Influence of Late Carboniferous–Early Permian climate change on the sedimentary evolution – a case study of the lacustrine Lower Anthracosia Shales (Intra-Sudetic Basin, SW Poland)



lacustrine sediments, organic-rich sediments, palaeoclimate, geochemistry, Intra-Sudetic Basin


    The Anthracosia Shales are lacustrine deposits within the volcano-sedimentary Pennsylvanian– Lower Permian succession of the Intra-Sudetic Basin. Core from the Rybnica Leśna PIG 1 borehole, which penetrated the Lower Anthracosia Shales, was analysed to explore the influence of climate on the evolution of the palaeolake, as distinct from tectonic and volcanic forcing. This reconstruction was made using mineralogical and geochemical proxies (elemental and mineralogical composition, TOC values, presence of framboidal pyrite and siderite). Based on the results, three chemically different intervals previously introduced by Wójcik-Tabol et al. (2021) are described. They represent the following stages of lake evolution: transgression (interval I), open lake (interval IIA and IIB), and termination (interval IIC and III).
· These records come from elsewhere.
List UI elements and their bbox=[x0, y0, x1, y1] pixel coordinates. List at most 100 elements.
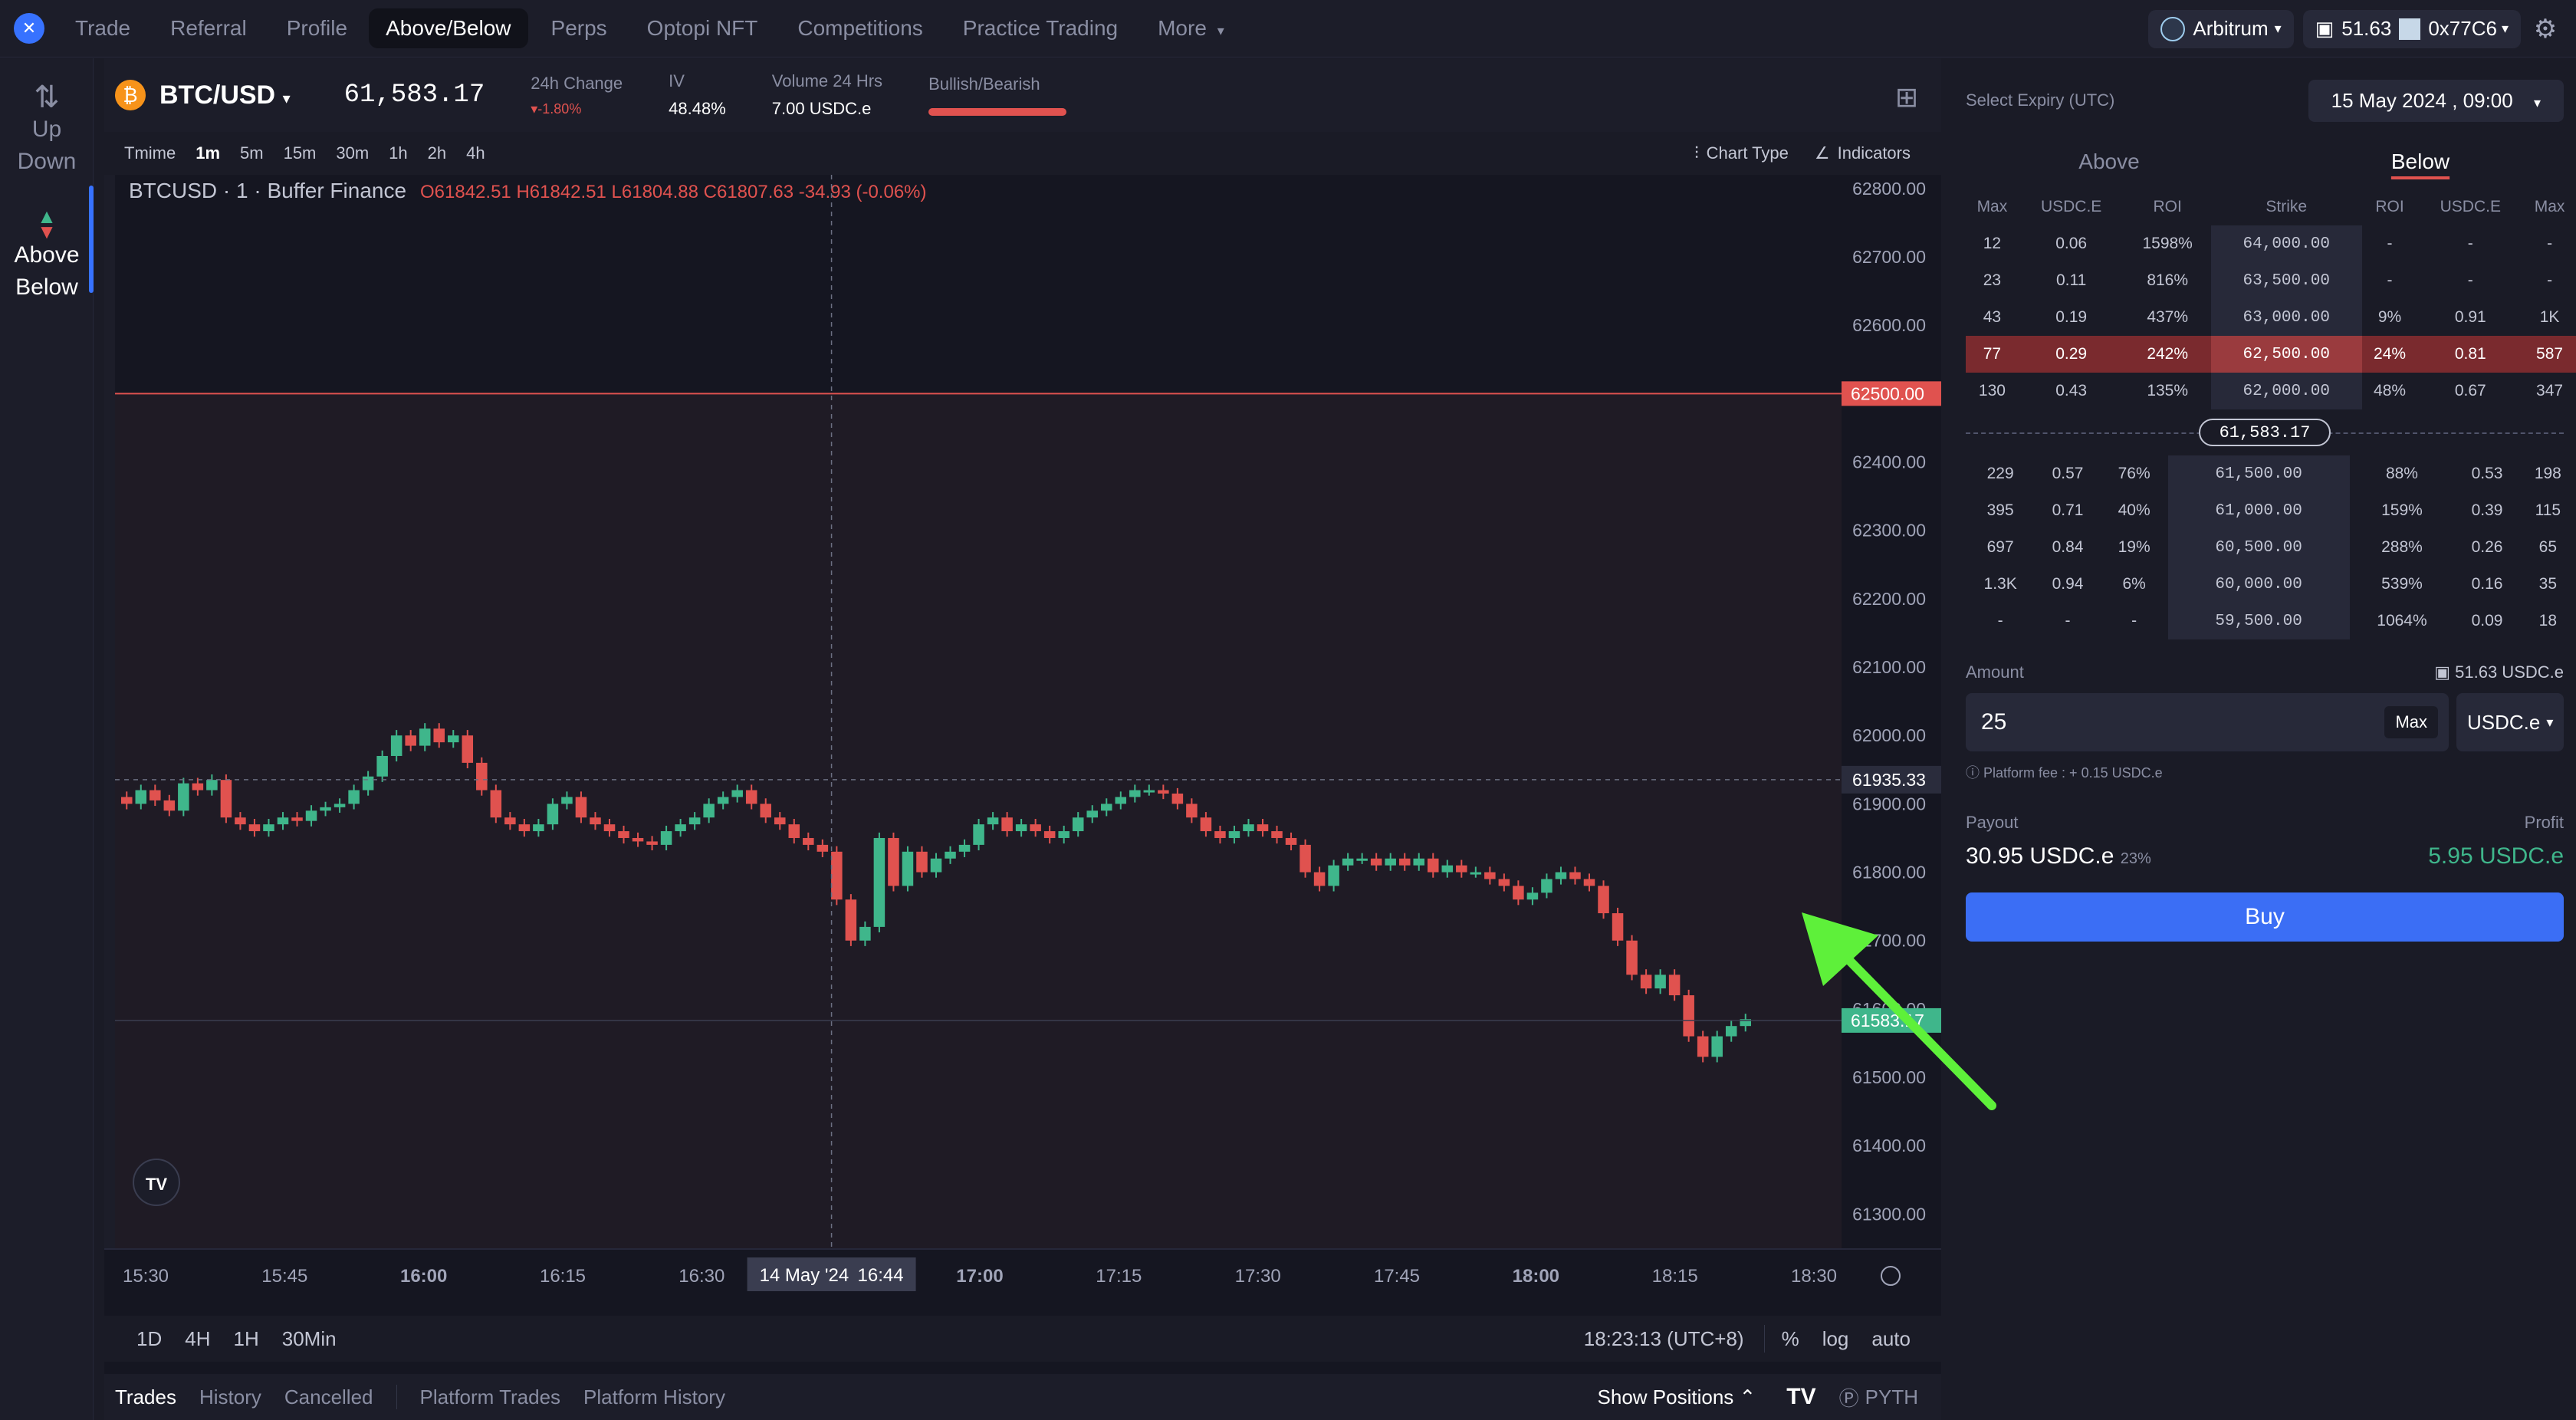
stat-value: ▾-1.80% bbox=[531, 100, 582, 117]
sidebar-item-up-down[interactable]: ⇅ Up Down bbox=[0, 58, 94, 178]
strike-cell: - bbox=[2467, 271, 2473, 289]
timeframe-4h[interactable]: 4h bbox=[466, 143, 485, 163]
tradingview-badge-icon[interactable] bbox=[133, 1159, 180, 1206]
candle bbox=[1470, 872, 1482, 875]
tab-below[interactable]: Below bbox=[2390, 150, 2450, 173]
utc-clock[interactable]: 18:23:13 (UTC+8) bbox=[1583, 1326, 1744, 1350]
candle bbox=[206, 780, 218, 791]
auto-scale-button[interactable]: auto bbox=[1871, 1326, 1911, 1350]
nav-item-perps[interactable]: Perps bbox=[550, 16, 607, 40]
percent-scale-button[interactable]: % bbox=[1781, 1326, 1799, 1350]
wallet-pill[interactable]: ▣ 51.63 0x77C6 ▾ bbox=[2302, 9, 2521, 48]
tab-above[interactable]: Above bbox=[2078, 150, 2140, 173]
strike-row[interactable]: - - - 59,500.00 1064% 0.09 18 bbox=[1966, 603, 2576, 639]
x-tick-label: 16:30 bbox=[678, 1266, 724, 1287]
pair-selector[interactable]: BTC/USD ▾ bbox=[159, 81, 291, 110]
expiry-row: Select Expiry (UTC) 15 May 2024 , 09:00 … bbox=[1953, 58, 2576, 143]
tab-trades[interactable]: Trades bbox=[115, 1385, 176, 1408]
amount-input[interactable]: 25 Max bbox=[1966, 693, 2449, 751]
range-1H[interactable]: 1H bbox=[233, 1326, 259, 1350]
tab-platform-history[interactable]: Platform History bbox=[583, 1385, 725, 1408]
candle bbox=[1484, 872, 1496, 879]
buy-button[interactable]: Buy bbox=[1966, 892, 2564, 942]
chevron-down-icon: ▾ bbox=[2501, 21, 2509, 36]
timeframe-2h[interactable]: 2h bbox=[427, 143, 447, 163]
candle bbox=[1072, 817, 1084, 832]
network-selector[interactable]: Arbitrum ▾ bbox=[2148, 9, 2294, 48]
payout-labels: Payout Profit bbox=[1966, 813, 2564, 833]
strike-row[interactable]: 1.3K 0.94 6% 60,000.00 539% 0.16 35 bbox=[1966, 566, 2576, 603]
range-1D[interactable]: 1D bbox=[136, 1326, 163, 1350]
profit-value: 5.95 USDC.e bbox=[2428, 843, 2564, 869]
nav-item-competitions[interactable]: Competitions bbox=[797, 16, 923, 40]
candle bbox=[774, 817, 786, 825]
price-chart[interactable]: BTCUSD · 1 · Buffer Finance O61842.51 H61… bbox=[104, 175, 1941, 1316]
indicators-button[interactable]: Indicators bbox=[1837, 143, 1911, 163]
show-positions-button[interactable]: Show Positions ⌃ bbox=[1597, 1385, 1756, 1408]
candle bbox=[618, 831, 629, 838]
x-tick-label: 17:00 bbox=[956, 1266, 1003, 1287]
timeframe-30m[interactable]: 30m bbox=[336, 143, 370, 163]
strike-row[interactable]: 77 0.29 242% 62,500.00 24% 0.81 587 bbox=[1966, 336, 2576, 373]
gear-icon[interactable]: ⚙ bbox=[2533, 14, 2558, 44]
mid-price-row: 61,583.17 bbox=[1953, 409, 2576, 455]
nav-item-referral[interactable]: Referral bbox=[170, 16, 247, 40]
candle bbox=[476, 762, 488, 791]
log-scale-button[interactable]: log bbox=[1822, 1326, 1849, 1350]
nav-item-profile[interactable]: Profile bbox=[286, 16, 348, 40]
timeframe-1h[interactable]: 1h bbox=[389, 143, 408, 163]
candle bbox=[334, 804, 346, 807]
tab-cancelled[interactable]: Cancelled bbox=[284, 1385, 373, 1408]
timeframe-Tmime[interactable]: Tmime bbox=[124, 143, 176, 163]
strike-row[interactable]: 23 0.11 816% 63,500.00 - - - bbox=[1966, 262, 2576, 299]
range-30Min[interactable]: 30Min bbox=[281, 1326, 337, 1350]
tab-platform-trades[interactable]: Platform Trades bbox=[419, 1385, 561, 1408]
candle bbox=[1697, 1036, 1709, 1057]
chevron-down-icon: ▾ bbox=[1217, 23, 1224, 38]
expiry-selector[interactable]: 15 May 2024 , 09:00 ▾ bbox=[2308, 79, 2564, 122]
buffer-logo-icon[interactable]: ✕ bbox=[14, 13, 44, 44]
strike-row[interactable]: 395 0.71 40% 61,000.00 159% 0.39 115 bbox=[1966, 492, 2576, 529]
grid-layout-icon[interactable]: ⊞ bbox=[1894, 81, 1918, 113]
nav-item-more[interactable]: More ▾ bbox=[1158, 16, 1224, 40]
nav-item-optopi-nft[interactable]: Optopi NFT bbox=[646, 16, 758, 40]
table-header-row: Max USDC.E ROI Strike ROI USDC.E Max bbox=[1966, 189, 2576, 225]
strike-cell: - bbox=[2547, 235, 2553, 252]
y-tick-label: 62100.00 bbox=[1852, 657, 1926, 677]
x-tick-label: 15:45 bbox=[261, 1266, 307, 1287]
stat-sentiment: Bullish/Bearish bbox=[928, 74, 1067, 116]
nav-item-above-below[interactable]: Above/Below bbox=[369, 8, 528, 48]
chart-type-button[interactable]: Chart Type bbox=[1706, 143, 1789, 163]
candle bbox=[121, 797, 133, 804]
strike-cell: 0.71 bbox=[2052, 501, 2084, 519]
strike-price-label: 62500.00 bbox=[1851, 383, 1924, 403]
tab-history[interactable]: History bbox=[199, 1385, 261, 1408]
nav-item-trade[interactable]: Trade bbox=[75, 16, 131, 40]
strike-row[interactable]: 130 0.43 135% 62,000.00 48% 0.67 347 bbox=[1966, 373, 2576, 409]
sidebar-item-above-below[interactable]: ▲ ▼ Above Below bbox=[0, 178, 94, 304]
strike-row[interactable]: 229 0.57 76% 61,500.00 88% 0.53 198 bbox=[1966, 455, 2576, 492]
strike-price: 60,000.00 bbox=[2167, 566, 2350, 603]
candle bbox=[888, 837, 899, 886]
fee-row: ⓘ Platform fee : + 0.15 USDC.e bbox=[1966, 762, 2564, 782]
candle bbox=[688, 817, 701, 825]
pair-label: BTC/USD bbox=[159, 80, 276, 110]
strike-cell: - bbox=[2065, 612, 2071, 629]
chart-settings-icon[interactable] bbox=[1881, 1266, 1901, 1286]
candle bbox=[958, 844, 971, 852]
strike-row[interactable]: 697 0.84 19% 60,500.00 288% 0.26 65 bbox=[1966, 529, 2576, 566]
timeframe-15m[interactable]: 15m bbox=[283, 143, 317, 163]
strike-row[interactable]: 43 0.19 437% 63,000.00 9% 0.91 1K bbox=[1966, 299, 2576, 336]
candle bbox=[745, 790, 757, 804]
nav-item-practice-trading[interactable]: Practice Trading bbox=[962, 16, 1119, 40]
max-button[interactable]: Max bbox=[2384, 706, 2438, 738]
timeframe-5m[interactable]: 5m bbox=[240, 143, 264, 163]
sentiment-bar bbox=[928, 108, 1067, 116]
timeframe-1m[interactable]: 1m bbox=[196, 143, 221, 163]
strike-row[interactable]: 12 0.06 1598% 64,000.00 - - - bbox=[1966, 225, 2576, 262]
currency-selector[interactable]: USDC.e ▾ bbox=[2456, 693, 2564, 751]
above-below-triangles-icon: ▲ ▼ bbox=[37, 205, 57, 243]
candle bbox=[405, 735, 416, 746]
range-4H[interactable]: 4H bbox=[185, 1326, 211, 1350]
candle bbox=[1385, 858, 1396, 866]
The initial stage of the lake (interval I) was probably related to a rise in humidity in the Late Pennsylvanian, linked to a southern Gondwana interglacial episode. Interval IIA represents the deepest facies of the Anthracosia Basin, where lake-floor anoxia prevailed. This stage was followed by a gradual lake-level fall recorded in interval IIB, with documented seasonality in humid and warm conditions. Interval IIC represents a stepwise lake regression attributed to aridification, as indicated by proxies showing a decrease in chemical weathering. Turbiditic sandy laminae in interval III reflect the terminal stage of lake infill.